Who belongs to Snoqualmie Tribe?
Published 4:00 am Thursday, January 10, 2013
SEATTLE — He traveled with a notebook in his pocket, on an urgent mission.
All over Western Washington, for two years beginning in late 1916, Indian agent Charles Roblin sought out homeless, landless Indians, left behind and hiding out during the treaty-making era, who had never received the benefits promised in return for the loss of their land: a school for their children, tools for farming, money.
On sandbars in the rivers in northern Puget Sound, he found Sauk Indians chased out of communal gardens that had sustained them for generations, run out of the forests where loggers didn’t want them, and burned out of villages where fishermen didn’t want them, either. He traveled to Tolt, where Snoqualmies had lost their livelihood when the hop ranches were destroyed by aphids.
Bloodlines
Roblin took down their names and family history, and recorded their enrollment in tribes according to their bloodline, so they could secure the benefits they had been promised under the treaties.
Those records are called Charles Roblin’s Schedule of Unenrolled Indians, dated Jan. 1, 1919, or Roblin Rolls for short. In those records Roblin used a red pen to denote families that did not qualify to be enrolled at Snoqualmie, because they were already enrolled in other tribes.
But the red ink was undetectable in the black-and-white copies and microfilmed records that made it to Northwest archives, and at least three major families called out in the Roblin Rolls nonetheless claim Snoqualmie ancestry today.
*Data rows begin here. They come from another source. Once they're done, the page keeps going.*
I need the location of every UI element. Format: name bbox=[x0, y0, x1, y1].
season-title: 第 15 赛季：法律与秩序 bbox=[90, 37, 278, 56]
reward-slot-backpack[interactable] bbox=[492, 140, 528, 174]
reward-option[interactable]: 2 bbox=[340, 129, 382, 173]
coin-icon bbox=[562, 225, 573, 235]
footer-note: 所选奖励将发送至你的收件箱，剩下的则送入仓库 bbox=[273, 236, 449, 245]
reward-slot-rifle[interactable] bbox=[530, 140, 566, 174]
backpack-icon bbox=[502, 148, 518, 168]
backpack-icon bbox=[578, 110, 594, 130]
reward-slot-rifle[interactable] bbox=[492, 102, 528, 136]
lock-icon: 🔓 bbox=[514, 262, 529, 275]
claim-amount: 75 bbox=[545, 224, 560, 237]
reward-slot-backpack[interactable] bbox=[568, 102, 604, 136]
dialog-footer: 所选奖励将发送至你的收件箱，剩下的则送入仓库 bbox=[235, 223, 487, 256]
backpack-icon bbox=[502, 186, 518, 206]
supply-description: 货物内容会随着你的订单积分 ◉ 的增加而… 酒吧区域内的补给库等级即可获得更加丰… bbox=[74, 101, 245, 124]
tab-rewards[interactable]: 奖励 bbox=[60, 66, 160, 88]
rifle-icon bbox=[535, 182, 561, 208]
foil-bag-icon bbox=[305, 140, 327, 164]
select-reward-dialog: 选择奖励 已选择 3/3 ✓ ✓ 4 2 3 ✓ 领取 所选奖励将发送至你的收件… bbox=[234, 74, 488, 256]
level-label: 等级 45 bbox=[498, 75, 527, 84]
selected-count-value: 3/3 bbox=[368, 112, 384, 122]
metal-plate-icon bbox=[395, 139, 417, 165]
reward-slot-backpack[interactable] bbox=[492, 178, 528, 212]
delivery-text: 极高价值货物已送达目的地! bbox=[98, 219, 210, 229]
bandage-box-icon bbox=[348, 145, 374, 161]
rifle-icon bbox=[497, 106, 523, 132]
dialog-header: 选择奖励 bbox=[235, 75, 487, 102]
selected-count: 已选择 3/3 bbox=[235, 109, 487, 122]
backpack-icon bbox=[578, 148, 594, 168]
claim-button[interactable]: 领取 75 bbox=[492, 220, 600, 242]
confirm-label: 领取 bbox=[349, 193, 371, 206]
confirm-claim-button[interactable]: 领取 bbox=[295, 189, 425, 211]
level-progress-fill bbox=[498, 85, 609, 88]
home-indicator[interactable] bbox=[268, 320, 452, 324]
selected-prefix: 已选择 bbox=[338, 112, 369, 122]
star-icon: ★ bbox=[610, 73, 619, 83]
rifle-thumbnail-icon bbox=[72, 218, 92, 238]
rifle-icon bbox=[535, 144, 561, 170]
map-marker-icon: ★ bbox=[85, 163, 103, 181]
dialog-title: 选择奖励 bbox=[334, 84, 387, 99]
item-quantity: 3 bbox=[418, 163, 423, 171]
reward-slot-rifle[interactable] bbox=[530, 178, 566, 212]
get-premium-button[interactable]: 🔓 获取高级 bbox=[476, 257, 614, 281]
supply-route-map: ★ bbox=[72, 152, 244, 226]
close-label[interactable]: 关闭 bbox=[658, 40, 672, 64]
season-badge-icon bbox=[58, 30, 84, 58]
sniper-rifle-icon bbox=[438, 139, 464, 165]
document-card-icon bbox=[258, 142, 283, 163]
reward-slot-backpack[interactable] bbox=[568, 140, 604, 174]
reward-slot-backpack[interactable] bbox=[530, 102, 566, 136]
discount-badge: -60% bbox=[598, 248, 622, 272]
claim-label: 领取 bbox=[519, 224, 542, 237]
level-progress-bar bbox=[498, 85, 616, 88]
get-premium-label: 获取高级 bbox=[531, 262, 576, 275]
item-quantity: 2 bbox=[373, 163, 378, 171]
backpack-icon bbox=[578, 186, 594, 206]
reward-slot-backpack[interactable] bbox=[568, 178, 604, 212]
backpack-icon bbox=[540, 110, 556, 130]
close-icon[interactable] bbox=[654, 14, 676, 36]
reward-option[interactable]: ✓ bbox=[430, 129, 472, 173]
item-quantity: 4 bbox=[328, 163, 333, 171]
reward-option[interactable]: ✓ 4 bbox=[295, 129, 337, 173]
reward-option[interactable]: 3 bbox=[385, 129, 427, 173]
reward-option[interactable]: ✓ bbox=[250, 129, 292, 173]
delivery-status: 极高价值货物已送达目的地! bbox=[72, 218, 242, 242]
Seattle anthropologist Jay Miller discovered that secret as he combed through the original Roblin Rolls — organized in a rainbow of colored papers and folders, and notated in colored inks — to help resolve an ongoing tribal enrollment dispute under a contract signed by Snoqualmie tribal secretary Nina Repin.
Miller’s research indicates that Shelley Burch, chairwoman of the tribal council, several other council members, and some tribal members claiming hereditary chief status are descended from families nixed by Roblin in red ink. The mismatch with the original record shows that contemporary records used to claim membership today are unreliable, Miller said. “Most records after 1920 are inaccurate, messed up, corrupted or intentionally falsified,” Miller said.
Some question the reliability even of the Roblin Rolls, because tribal members were self-identifying their lineage; the oral history they related could have been embroidered, and other complications defeat a perfectly square-cornered foundation.
Gold standard
Nonetheless, the Roblin Rolls preserved at the National Archives are used by many as a gold standard against which to affirm family trees and tribal enrollment claimed by Indian people today all over Puget Sound.
At stake at Snoqualmie is not only identity and the right to vote and hold office, but money. The tribe’s casino just outside Seattle is pulling in more than $200 million a year by one estimate. The tribe is mulling an expansion that could boost revenue even more, for a tribe numbering only about 650 members — according to current membership records. But that number could get a lot smaller, or bigger, depending on how the tribe resolves its membership dispute.
Tribes decide for themselves who is a member under their constitution. It is not unusual for tribal members to be of mixed Indian blood, but they may enroll in only one tribe at once, and must meet the qualifications determined by that tribe to enjoy benefits including the right to run for office and vote in elections.
The Snoqualmie tribe was recognized by the Department of Interior in 1999. Its first job as a tribe was to produce a base membership roll verified under the terms of its constitution, which says that to vote or hold office at Snoqualmie, members must have an ancestor on the original Roblin Rolls, and today possess at least 1/8 degree of Snoqualmie blood.
But the tribe never produced a base roll that it certified on those two fronts. And it has been fighting about who is qualified to be a voting member of the tribe per its constitution ever since.
Burch did not return phone calls for this story, but in an earlier email to The Seattle Times, she acknowledged the 2004 roll the tribe provided to the Bureau of Indian Affairs did not include the blood quantum verification required by the tribe’s constitution.
The tribe is seeking to expand the casino with a 350-room hotel tower and 600 more slot machines, for a total of 1,700 machines in all. One estimate shows that could pump up total revenue for the tribe’s casino property to nearly $300 million a year, including $230 million in gambling revenue. That would be a big jump from 2012, with $189 million in gambling revenue and $40 million from the casino’s restaurants and other facilities.
“Somebody has to respect the documents. What I am doing is warning everybody who works in Puget Sound that this is a mess, and it has gotten to be a mess because of all the millions of dollars involved,” Miller said.